Professional Profile Data: The Cost of Flexibility

The eRA project team recently released funds to implement a $2 million per year effort to cleanup personal data in the IMPAC II database. A contract will be awarded that will: 1) identify existing data conflicts; 2) manually correct any errors; and 3) develop and implement proposals to increase accuracy of the data. This cost will be ongoing until business rules and algorithms are created to reduce the possibility of redundant data entries, and the redesign of the NIH Commons enables grantees to verify their own data.

Data Integrity -- the accuracy or correctness of the data in a database -- is not a significant problem for most of the eRA data. But in terms of personal data, it is a major issue indeed. A recent analysis showed that less than 1 percent of overall data in IMPAC II was inaccurate, whereas the error rate in personal data was roughly 8 percent. These errors create problems for reporting accurate statistics (e.g., support for new investigators, physician scientists, etc.) and tracking grantee award history (mistaken identity of an investigator could pose serious problems).
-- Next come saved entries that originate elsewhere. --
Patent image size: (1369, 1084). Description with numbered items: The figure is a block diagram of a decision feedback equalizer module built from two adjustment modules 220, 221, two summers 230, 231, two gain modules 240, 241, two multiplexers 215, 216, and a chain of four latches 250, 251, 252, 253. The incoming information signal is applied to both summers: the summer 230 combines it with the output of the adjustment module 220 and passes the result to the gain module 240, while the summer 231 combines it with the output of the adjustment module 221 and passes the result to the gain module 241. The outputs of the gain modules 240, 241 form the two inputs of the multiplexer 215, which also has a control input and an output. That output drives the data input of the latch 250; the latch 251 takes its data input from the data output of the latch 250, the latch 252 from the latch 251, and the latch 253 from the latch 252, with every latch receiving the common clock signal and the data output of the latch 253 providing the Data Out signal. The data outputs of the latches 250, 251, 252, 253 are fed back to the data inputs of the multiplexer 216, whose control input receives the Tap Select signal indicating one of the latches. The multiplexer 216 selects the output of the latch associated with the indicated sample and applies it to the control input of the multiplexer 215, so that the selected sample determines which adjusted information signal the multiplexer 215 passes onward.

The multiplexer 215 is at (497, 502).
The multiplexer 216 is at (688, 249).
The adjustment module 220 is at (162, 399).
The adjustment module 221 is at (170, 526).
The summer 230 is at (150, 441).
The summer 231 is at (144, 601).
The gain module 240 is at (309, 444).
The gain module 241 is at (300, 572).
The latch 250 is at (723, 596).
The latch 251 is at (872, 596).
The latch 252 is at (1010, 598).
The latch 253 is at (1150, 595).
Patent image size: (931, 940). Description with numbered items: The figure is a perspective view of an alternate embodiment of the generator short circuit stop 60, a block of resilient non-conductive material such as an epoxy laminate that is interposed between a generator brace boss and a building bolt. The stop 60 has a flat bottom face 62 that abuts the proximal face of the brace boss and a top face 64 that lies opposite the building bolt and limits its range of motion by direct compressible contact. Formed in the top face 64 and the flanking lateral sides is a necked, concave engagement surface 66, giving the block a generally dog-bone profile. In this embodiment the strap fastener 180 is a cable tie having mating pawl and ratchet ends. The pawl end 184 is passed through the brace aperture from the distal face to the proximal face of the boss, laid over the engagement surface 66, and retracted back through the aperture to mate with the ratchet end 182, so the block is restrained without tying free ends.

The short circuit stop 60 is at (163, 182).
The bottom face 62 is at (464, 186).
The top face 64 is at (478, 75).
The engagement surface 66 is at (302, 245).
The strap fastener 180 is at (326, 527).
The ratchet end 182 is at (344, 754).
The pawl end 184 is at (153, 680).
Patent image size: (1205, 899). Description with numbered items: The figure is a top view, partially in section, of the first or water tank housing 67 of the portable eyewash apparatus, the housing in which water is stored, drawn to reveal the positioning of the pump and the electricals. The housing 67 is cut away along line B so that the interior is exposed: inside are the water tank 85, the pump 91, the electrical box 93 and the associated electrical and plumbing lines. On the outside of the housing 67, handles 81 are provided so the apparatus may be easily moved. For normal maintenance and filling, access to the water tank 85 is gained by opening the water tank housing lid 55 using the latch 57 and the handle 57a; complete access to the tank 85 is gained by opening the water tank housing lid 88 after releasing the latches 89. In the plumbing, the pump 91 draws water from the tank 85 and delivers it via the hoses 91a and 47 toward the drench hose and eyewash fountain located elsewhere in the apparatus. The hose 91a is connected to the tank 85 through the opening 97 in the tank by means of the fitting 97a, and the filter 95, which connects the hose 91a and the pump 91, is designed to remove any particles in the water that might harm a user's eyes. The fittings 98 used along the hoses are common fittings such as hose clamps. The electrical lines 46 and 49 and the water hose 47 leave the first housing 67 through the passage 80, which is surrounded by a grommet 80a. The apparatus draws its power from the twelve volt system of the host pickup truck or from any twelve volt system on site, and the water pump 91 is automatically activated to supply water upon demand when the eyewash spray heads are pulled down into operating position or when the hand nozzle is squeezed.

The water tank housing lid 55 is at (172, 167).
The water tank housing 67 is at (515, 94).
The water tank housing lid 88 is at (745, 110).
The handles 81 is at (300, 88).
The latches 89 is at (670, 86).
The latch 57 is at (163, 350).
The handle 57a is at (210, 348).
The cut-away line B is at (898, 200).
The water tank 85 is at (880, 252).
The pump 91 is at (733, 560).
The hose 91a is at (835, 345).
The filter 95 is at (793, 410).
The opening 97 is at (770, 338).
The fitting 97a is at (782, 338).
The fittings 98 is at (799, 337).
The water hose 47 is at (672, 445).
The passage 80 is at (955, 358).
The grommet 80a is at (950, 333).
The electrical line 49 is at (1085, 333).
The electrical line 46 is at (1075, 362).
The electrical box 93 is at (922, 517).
The problem of conflicting data goes back many years. Typos in names, social security numbers and degrees entered into the legacy system were never systematically corrected. The user community chose not to impose rigor in the IMPAC II system that would slow down production work. Therefore, the system allows users to enter a duplicate social security number or duplicate record when entering personal data. This practice exacerbated the inadvertent creation of duplicate profiles and conflicting data on existing profiles. One alternative is to require the user to investigate and verify any conflicting information before proceeding. The adoption of an appropriate algorithm could assist in data verification.

Background information and further explanation of data integrity issues is available from eRA.